How can one superstar athlete stop diabetes before it happens? Start by thinking small.
That was the approach taken by Mark Ellis, the second baseman of the Oakland Athletics, when he partnered with the Washington Hospital Diabetes Program in Fremont, California to host a diabetes prevention clinic for more than 50 children at the Fremont/Newark YMCA.
Ellis has personally witnessed the challenges his loved ones have faced in living with diabetes. He observed how type 2 affected his grandmother, and how type 1 impacted his best childhood friend. This inspired Mark, and his fellow teammate Bobby Crosby, to use their celebrity status to start a “Putouts for Diabetes Program” wherein they each donate $50 to a diabetes-related cause every time they get a player out. This year, they raised $15,000 to benefit the Washington Hospital Diabetes Program (last year’s recipient was the American Diabetes Association).
But Mark wanted to do more — he wanted to work with children (perhaps motivated by the arrival of his newborn son, Briggs, and the startling statistic that 1 in 3 children born worldwide will have diabetes in their lifetime).
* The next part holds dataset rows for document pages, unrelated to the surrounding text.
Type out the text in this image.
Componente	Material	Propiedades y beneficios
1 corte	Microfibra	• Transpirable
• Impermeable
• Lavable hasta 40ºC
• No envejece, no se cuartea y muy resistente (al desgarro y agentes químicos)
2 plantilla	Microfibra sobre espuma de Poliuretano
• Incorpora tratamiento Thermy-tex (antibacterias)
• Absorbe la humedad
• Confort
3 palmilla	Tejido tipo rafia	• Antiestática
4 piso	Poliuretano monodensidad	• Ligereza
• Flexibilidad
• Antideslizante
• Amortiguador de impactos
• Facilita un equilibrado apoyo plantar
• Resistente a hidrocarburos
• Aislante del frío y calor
To make this a reality, the Oakland A’s worked with the Washington Hospital Director of Diabetes Services (my lucky day!) via our hospital Foundation. All parties embraced the cartoon concept in which the kids were asked to draw what they thought was healthy eating and being active — two major self management skills needed for preventing and managing diabetes. A few of these charming paintings are pictured below, complete with fruit, veggies and the Oakland A’s logo. (My personal favorite was a drawing of a “doughnut + you = man boobies” — not shown to protect the innocent.)
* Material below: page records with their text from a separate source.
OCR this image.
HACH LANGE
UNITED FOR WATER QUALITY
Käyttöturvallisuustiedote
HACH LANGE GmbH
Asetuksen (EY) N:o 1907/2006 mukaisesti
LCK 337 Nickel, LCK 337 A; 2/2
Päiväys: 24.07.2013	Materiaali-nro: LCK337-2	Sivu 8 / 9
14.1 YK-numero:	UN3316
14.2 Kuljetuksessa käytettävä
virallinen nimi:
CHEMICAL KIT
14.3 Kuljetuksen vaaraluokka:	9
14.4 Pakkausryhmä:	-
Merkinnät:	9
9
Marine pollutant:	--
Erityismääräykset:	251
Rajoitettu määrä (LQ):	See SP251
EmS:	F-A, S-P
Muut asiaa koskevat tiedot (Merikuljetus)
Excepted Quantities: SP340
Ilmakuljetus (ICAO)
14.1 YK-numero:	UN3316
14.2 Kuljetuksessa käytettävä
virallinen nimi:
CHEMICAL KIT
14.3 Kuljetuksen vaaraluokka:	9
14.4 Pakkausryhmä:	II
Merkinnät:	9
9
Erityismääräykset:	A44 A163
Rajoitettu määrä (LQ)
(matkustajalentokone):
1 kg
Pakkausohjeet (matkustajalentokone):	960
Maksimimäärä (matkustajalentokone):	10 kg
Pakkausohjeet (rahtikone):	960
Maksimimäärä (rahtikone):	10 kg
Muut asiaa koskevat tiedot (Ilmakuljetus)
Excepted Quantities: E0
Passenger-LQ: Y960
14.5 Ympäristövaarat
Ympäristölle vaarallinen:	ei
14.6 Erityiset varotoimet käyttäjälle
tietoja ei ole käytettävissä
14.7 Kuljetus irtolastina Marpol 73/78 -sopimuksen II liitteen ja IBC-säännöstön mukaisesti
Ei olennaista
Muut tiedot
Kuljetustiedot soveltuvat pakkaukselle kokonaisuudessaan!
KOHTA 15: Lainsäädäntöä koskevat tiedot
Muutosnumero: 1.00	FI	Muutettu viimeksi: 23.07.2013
The program included Mark sharing his story with seeing family and friends dealing with diabetes, his risk for getting the disease and the importance of staying active. He had never been tested for diabetes out of fear, a common issue facing many people. Mark showed the children and the media, how simple it is to get tested for diabetes with a simple glucose test done by obtaining a little drop of blood from the fingertip. His glucose was within normal range. He admitted to being relieved and that if he did find out he had diabetes, he knew he could learn how to deal with it.
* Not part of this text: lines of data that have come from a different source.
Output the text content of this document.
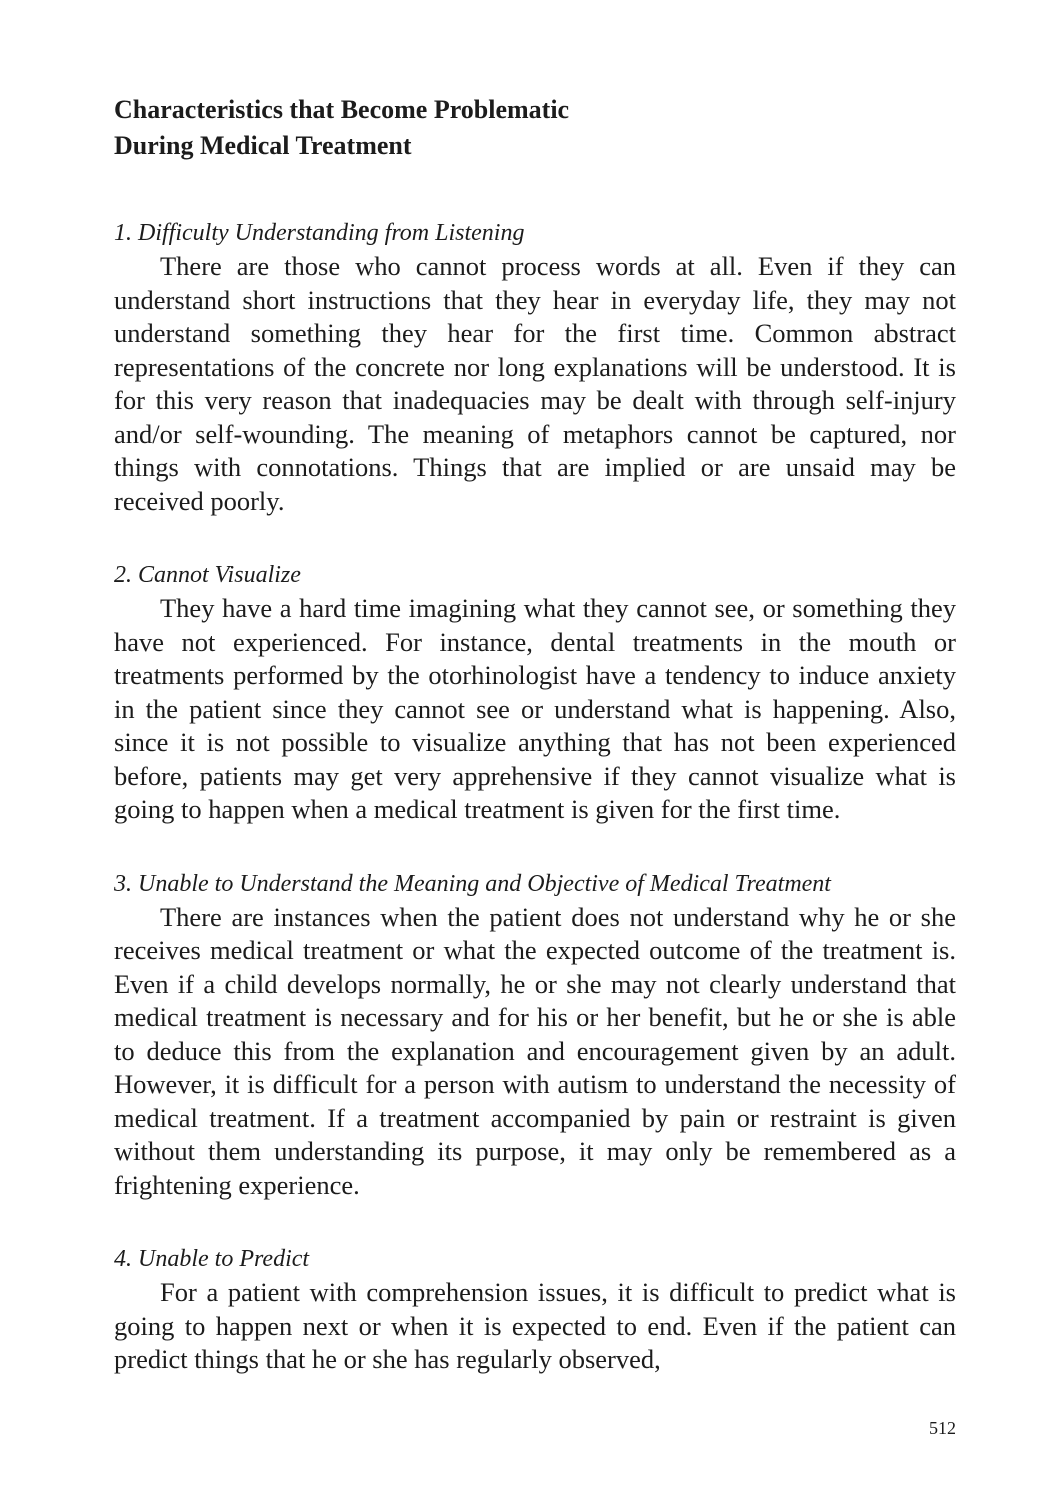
Characteristics that Become Problematic
During Medical Treatment
1. Difficulty Understanding from Listening

There are those who cannot process words at all. Even if they can understand short instructions that they hear in everyday life, they may not understand something they hear for the first time. Common abstract representations of the concrete nor long explanations will be understood. It is for this very reason that inadequacies may be dealt with through self-injury and/or self-wounding. The meaning of metaphors cannot be captured, nor things with connotations. Things that are implied or are unsaid may be received poorly.

2. Cannot Visualize

They have a hard time imagining what they cannot see, or something they have not experienced. For instance, dental treatments in the mouth or treatments performed by the otorhinologist have a tendency to induce anxiety in the patient since they cannot see or understand what is happening. Also, since it is not possible to visualize anything that has not been experienced before, patients may get very apprehensive if they cannot visualize what is going to happen when a medical treatment is given for the first time.

3. Unable to Understand the Meaning and Objective of Medical Treatment

There are instances when the patient does not understand why he or she receives medical treatment or what the expected outcome of the treatment is. Even if a child develops normally, he or she may not clearly understand that medical treatment is necessary and for his or her benefit, but he or she is able to deduce this from the explanation and encouragement given by an adult. However, it is difficult for a person with autism to understand the necessity of medical treatment. If a treatment accompanied by pain or restraint is given without them understanding its purpose, it may only be remembered as a frightening experience.

4. Unable to Predict

For a patient with comprehension issues, it is difficult to predict what is going to happen next or when it is expected to end. Even if the patient can predict things that he or she has regularly observed,

512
We shared an interactive format in teaching basics about what is diabetes and how to prevent it. The children were asked to stand and answer ten yes or no questions. A “no” response meant they had to sit down. Very few stood by the end of these questions. Test these out yourself:
1. Did you eat fast food in the past 4 days?
2. Do you watch TV while eating?
3. Do you ever skip breakfast?
4. Do you drink regular soda?
5. Do you eat candy or chocolate everyday?
6. Do you walk, run, run, bike, skip, swim, or play baseball everyday?
7. For at least 30 minutes?
8. Do you have at least 1 fruit and 1 vegetable a day?
9. Do you watch more than 2 hours of TV a day?
10. Do you know how to prevent diabetes?
The group was anxious to ask Mark a few questions as well. Prior to his arrival, they had filled out question cards (this was before they were going ballistic chanting, “El-lis! El-lis!”). The questions asked about his workout routine and what kinds of food he eats (including one asked about junk food). Mark replied by saying he is active everyday and that he eats healthy for the most part. Some questions kids ask are priceless (“Do you smell bad after you run? From a girl age 6.) Unfortunately, he had time for only a handful of questions.
Mark Ellis, Theresa Garnero and several children from the Fremont/Newark YMCA.
The Oakland A’s distributed an Oakland A’s backpack full of goodies — the baseball cap you see many of the kids sporting — along with a signed bobblehead of Mark Ellis, and diabetes prevention information from Washington Hospital Diabetes Program in addition to a diabetes screening test pamphlet from Defeat Diabetes Foundation.
The power of Mark’s connection with these kids was obvious and it will hopefully be a source of motivation for years to come.
Follow Mark’s example. Start small and prevent diabetes in one child. Who is a youngster in your life you can impact by setting the example of healthy living?